China has approximately 140 million adults with diabetes mellitus (DM), and its prevalence has increased significantly over the past 30 years. Meanwhile, China is one of the 30 high-burden countries for tuberculosis (TB), ranking third globally in new TB cases and multidrug-resistant/rifampicin-resistant TB (MDR/RR-TB). In 2021, China reported about 780,000 new TB cases, including 33,000 new MDR/RR-TB cases. Diabetes is confirmed as a risk factor for TB, while TB exacerbates DM. Both diabetes and rifampicin resistance increase TB mortality, but the relationship between diabetes and TB drug resistance remains unclear. Some studies suggest higher resistance rates in diabetic populations, while others find no difference. This study aimed to analyze rifampicin resistance and risk factors in DM-TB patients in Guangdong province, providing local evidence for rational treatment.

Materials and Methods
Study Population: From January 2018 to December 2020, 1,948 DM-TB patients were enrolled from Guangzhou Chest Hospital. Inclusion criteria: TB diagnosis per WS288-2017, type 2 diabetes per 2020 Chinese Diabetes Guidelines, positive sputum culture with drug susceptibility testing (DST), and complete clinical data. Definitions: MDR-TB = resistance to isoniazid and rifampicin; RR-TB = rifampicin resistance; initial treatment = no prior anti-TB therapy or <1 month of irregular treatment; retreatment = ≥1 month of irregular treatment, treatment failure, or relapse. Methods: Clinical data including HbA1c, lesion extent, and treatment history were collected. DST used the WHO standard proportion method. Statistical analyses included chi-square tests, t-tests, and multivariate logistic regression.

Results
Drug Resistance Profile: Among 1,012 patients, rifampicin resistance was 13.3% (initial: 6.8%, retreatment: 45.9%, P<0.001). MDR-TB rate was 11.77% (initial: 5.5%, retreatment: 42.9%, P<0.001). Resistance to second-line drugs like levofloxacin and moxifloxacin was notable, while bedaquiline, linezolid, and clofazimine showed no resistance.
Risk Factor Analysis: RR-TB patients were younger (52.2 vs. 57.0 years, P=0.012) and more likely to have retreatment history (P<0.001). Multivariate regression identified retreatment (OR=9.517) as a risk factor and older age (OR=0.440) as protective. HbA1c, hemoglobin, and albumin showed no correlation with rifampicin resistance.

Discussion
This study highlights elevated rifampicin resistance in DM-TB, especially in retreatment patients, surpassing global and national estimates. The strong association with retreatment history underscores the need for aggressive resistance testing in previously treated patients. Younger age as a vulnerability factor aligns with global trends, possibly due to higher transmission risk and metabolic interactions. While limitations include retrospective design and referral bias, findings emphasize early DST for DM-TB to improve outcomes and curb resistance spread. Integrated management of diabetes and TB, alongside personalized treatment based on local resistance patterns, is crucial for this high-risk population.

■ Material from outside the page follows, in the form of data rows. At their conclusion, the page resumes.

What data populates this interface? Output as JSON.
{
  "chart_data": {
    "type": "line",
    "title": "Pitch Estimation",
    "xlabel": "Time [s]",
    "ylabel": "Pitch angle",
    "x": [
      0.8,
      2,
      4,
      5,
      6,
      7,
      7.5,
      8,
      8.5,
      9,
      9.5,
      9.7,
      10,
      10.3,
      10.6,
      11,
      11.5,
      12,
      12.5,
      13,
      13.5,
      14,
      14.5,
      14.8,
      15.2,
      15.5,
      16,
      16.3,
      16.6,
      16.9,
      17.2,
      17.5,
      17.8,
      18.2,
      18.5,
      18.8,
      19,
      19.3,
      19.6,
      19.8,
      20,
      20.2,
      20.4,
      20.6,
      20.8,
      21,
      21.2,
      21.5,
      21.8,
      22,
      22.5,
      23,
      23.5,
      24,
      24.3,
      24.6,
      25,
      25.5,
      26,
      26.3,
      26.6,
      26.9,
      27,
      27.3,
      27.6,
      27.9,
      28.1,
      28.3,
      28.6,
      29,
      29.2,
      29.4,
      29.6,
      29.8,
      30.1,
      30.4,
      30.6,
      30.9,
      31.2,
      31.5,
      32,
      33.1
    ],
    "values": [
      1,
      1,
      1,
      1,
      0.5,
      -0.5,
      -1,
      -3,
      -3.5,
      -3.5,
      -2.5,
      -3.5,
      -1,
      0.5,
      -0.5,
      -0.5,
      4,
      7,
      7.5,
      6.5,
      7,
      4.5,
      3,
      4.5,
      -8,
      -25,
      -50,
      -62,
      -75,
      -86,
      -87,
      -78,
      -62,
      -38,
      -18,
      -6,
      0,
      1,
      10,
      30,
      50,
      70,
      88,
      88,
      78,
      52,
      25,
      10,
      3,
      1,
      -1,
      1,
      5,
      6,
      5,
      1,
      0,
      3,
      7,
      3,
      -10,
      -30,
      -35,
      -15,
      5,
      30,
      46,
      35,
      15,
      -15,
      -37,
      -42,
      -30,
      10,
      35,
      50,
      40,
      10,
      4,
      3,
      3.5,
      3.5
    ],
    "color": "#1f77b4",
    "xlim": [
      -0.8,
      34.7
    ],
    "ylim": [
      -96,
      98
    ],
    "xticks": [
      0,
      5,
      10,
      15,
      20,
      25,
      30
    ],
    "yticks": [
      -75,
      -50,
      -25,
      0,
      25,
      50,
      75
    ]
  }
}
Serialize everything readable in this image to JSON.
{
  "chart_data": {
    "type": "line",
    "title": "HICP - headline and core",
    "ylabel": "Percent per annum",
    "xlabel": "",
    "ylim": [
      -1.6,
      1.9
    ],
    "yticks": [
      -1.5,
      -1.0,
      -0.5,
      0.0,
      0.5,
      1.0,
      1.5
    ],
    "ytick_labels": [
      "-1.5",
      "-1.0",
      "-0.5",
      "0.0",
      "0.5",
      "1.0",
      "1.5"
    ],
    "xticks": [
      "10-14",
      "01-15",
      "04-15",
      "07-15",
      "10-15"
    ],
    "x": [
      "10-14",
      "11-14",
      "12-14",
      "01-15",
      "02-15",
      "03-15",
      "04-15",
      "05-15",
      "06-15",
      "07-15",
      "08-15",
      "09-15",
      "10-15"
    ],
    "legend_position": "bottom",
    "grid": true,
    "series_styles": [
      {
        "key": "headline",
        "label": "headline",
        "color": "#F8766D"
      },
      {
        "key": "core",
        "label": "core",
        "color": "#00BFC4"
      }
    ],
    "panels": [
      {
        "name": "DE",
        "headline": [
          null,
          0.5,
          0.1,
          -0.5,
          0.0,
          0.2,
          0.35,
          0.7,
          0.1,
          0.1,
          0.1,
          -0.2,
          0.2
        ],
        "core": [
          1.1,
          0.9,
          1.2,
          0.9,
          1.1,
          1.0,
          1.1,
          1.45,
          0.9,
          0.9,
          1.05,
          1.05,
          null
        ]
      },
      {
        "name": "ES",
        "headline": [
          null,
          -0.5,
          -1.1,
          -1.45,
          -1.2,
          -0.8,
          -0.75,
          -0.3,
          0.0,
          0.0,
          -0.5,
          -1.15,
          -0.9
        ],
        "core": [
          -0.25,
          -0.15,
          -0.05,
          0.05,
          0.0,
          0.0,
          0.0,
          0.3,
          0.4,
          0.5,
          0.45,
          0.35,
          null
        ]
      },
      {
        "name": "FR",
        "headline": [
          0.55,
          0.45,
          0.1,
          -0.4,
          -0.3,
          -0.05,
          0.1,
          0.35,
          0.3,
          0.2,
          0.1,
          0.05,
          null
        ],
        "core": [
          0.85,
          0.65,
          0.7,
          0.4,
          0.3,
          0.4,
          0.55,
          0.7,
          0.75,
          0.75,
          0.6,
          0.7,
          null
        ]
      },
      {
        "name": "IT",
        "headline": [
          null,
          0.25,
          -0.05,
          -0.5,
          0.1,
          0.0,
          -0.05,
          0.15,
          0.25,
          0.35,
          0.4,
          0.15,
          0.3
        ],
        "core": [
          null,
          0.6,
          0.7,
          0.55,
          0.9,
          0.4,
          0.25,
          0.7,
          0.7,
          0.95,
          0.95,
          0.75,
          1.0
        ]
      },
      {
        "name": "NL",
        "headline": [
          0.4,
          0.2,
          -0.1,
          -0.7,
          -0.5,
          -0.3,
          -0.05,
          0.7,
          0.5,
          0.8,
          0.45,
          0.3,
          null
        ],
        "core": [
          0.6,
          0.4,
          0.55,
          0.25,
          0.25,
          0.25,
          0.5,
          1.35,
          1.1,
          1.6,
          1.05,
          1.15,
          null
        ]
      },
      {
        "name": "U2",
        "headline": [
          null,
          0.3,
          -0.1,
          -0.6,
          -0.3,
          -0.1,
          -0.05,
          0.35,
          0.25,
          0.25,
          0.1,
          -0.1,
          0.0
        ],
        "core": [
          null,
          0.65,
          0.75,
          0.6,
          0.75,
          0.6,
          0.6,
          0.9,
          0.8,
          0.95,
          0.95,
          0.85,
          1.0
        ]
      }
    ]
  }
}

Diabetes and tuberculosis co-infection is a complex, growing challenge, made more daunting by rising drug resistance. This study highlights that retreatment history and younger age are critical red flags for rifampicin resistance in DM-TB patients. By prioritizing early diagnostic testing and personalized treatment, healthcare providers can improve outcomes and mitigate the spread of drug-resistant TB in this vulnerable population. As global efforts to end TB accelerate, integrating diabetes care and resistance monitoring will be key to overcoming this dual epidemic.